I’m still only 60 per cent. I have several more weeks of intravenous infusion of antibiotics. I had the option of staying in hospital for another month. But I went for a home care package.

I have to draw blood and I’m a very squeamish person but with the level of training you’re given, it’s something any person should be able to do. If necessary, the nurse can come to your house.


Never been so ill
This is the most ill I've ever been in my life. It put 30 years on me and was very scary. I used to have an almost "Green" aversion to antibiotics saying that "the body can heal itself" type of thing.

I think the fact that I hadn’t had many antibiotics through my life meant that when I really needed them, they worked. They saved my life, basically.

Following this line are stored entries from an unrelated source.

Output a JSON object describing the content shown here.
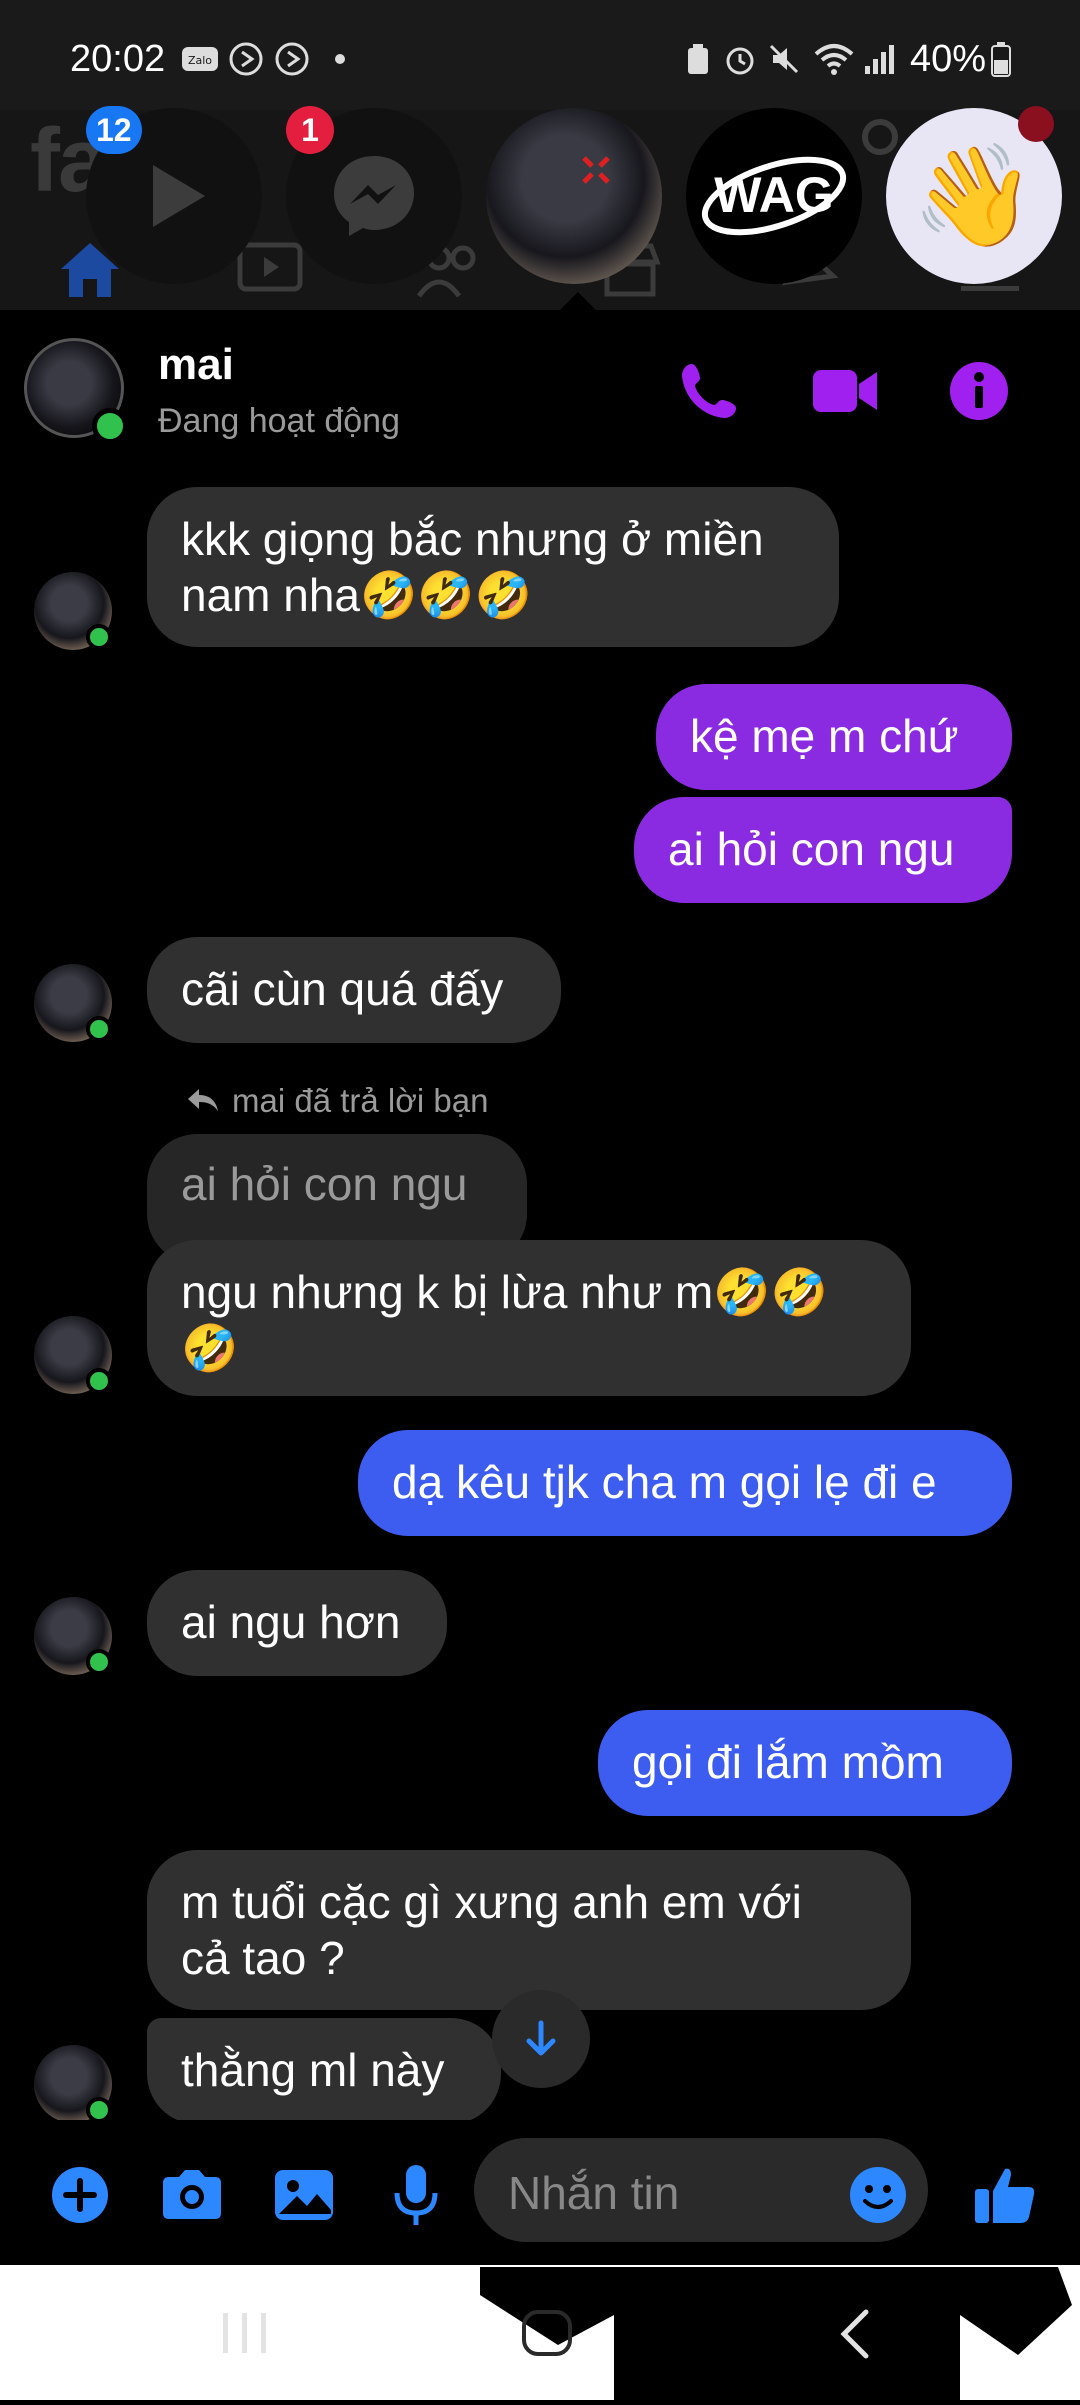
{
  "status_bar": {
    "time": "20:02",
    "battery": "40%",
    "icons": [
      "zalo-icon",
      "play-circle-icon",
      "play-circle-icon",
      "dot-icon",
      "recycle-icon",
      "alarm-icon",
      "mute-icon",
      "wifi-icon",
      "signal-icon",
      "battery-icon"
    ]
  },
  "chat_heads": [
    {
      "name": "watch-video",
      "badge": "12",
      "badge_color": "#1877f2"
    },
    {
      "name": "messenger",
      "badge": "1",
      "badge_color": "#e41e3f"
    },
    {
      "name": "mai-cat",
      "badge": ""
    },
    {
      "name": "wag",
      "label": "WAG",
      "badge": ""
    },
    {
      "name": "wave",
      "badge": ""
    }
  ],
  "conversation": {
    "name": "mai",
    "status": "Đang hoạt động"
  },
  "messages": [
    {
      "side": "in",
      "text": "kkk giọng bắc nhưng ở miền\nnam nha🤣🤣🤣"
    },
    {
      "side": "out",
      "color": "purple",
      "text": "kệ mẹ m chứ"
    },
    {
      "side": "out",
      "color": "purple",
      "text": "ai hỏi con ngu"
    },
    {
      "side": "in",
      "text": "cãi cùn quá đấy"
    },
    {
      "side": "in",
      "reply_note": "mai đã trả lời bạn",
      "quoted": "ai hỏi con ngu",
      "text": "ngu nhưng k bị lừa như m🤣🤣\n🤣"
    },
    {
      "side": "out",
      "color": "blue",
      "text": "dạ kêu tjk cha m gọi lẹ đi e"
    },
    {
      "side": "in",
      "text": "ai ngu hơn"
    },
    {
      "side": "out",
      "color": "blue",
      "text": "gọi đi lắm mồm"
    },
    {
      "side": "in",
      "text": "m tuổi cặc gì xưng anh em với\ncả tao ?"
    },
    {
      "side": "in",
      "text": "thằng ml này"
    }
  ],
  "composer": {
    "placeholder": "Nhắn tin",
    "icons": [
      "plus-icon",
      "camera-icon",
      "image-icon",
      "mic-icon",
      "emoji-icon",
      "like-icon"
    ]
  },
  "colors": {
    "accent": "#a020f0",
    "composer_icon": "#2d88ff",
    "purple_bubble": "#8a2be2",
    "blue_bubble": "#3d5cf0",
    "incoming_bubble": "#303030"
  }
}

The doctors think the infection was the result of a streptococcal bacteria that was generated by being absorbed in the body. It could have been anywhere in the digestive system.

It just transferred to the nearest available organ. I spoke to the infectious diseases consultant at the hospital and she said only four to six people a year present at Cork University Hospital with this condition.

I’m grateful for the level of care I got. I chose to be a public patient. The problem with the HSE is administrative. There’s a middle management layer that slows things down unnecessarily but when you get direct access to the care, I believe the standard of care at the hospital is as good as you’ll find anywhere.

I was never good at looking after my health. I was quite slovenly, I had a bad diet and poor sleep. I’m a wine man. I certainly wouldn’t be in George Best territory but I would have been drinking above the recommended limit. But I’m probably still below the average of what most people drink. I’ll have to make some changes.

By the time the door-to-door phase of canvassing for the local elections comes, I’m hoping I’ll have made a full recovery. My priority is getting my health back.

It’s a male characteristic to think you’re invincible. You never think you’re going to get ill. But sometimes, it just comes out of the blue and catches you unawares.


Dan Boyle is a former Green Party TD and Senator.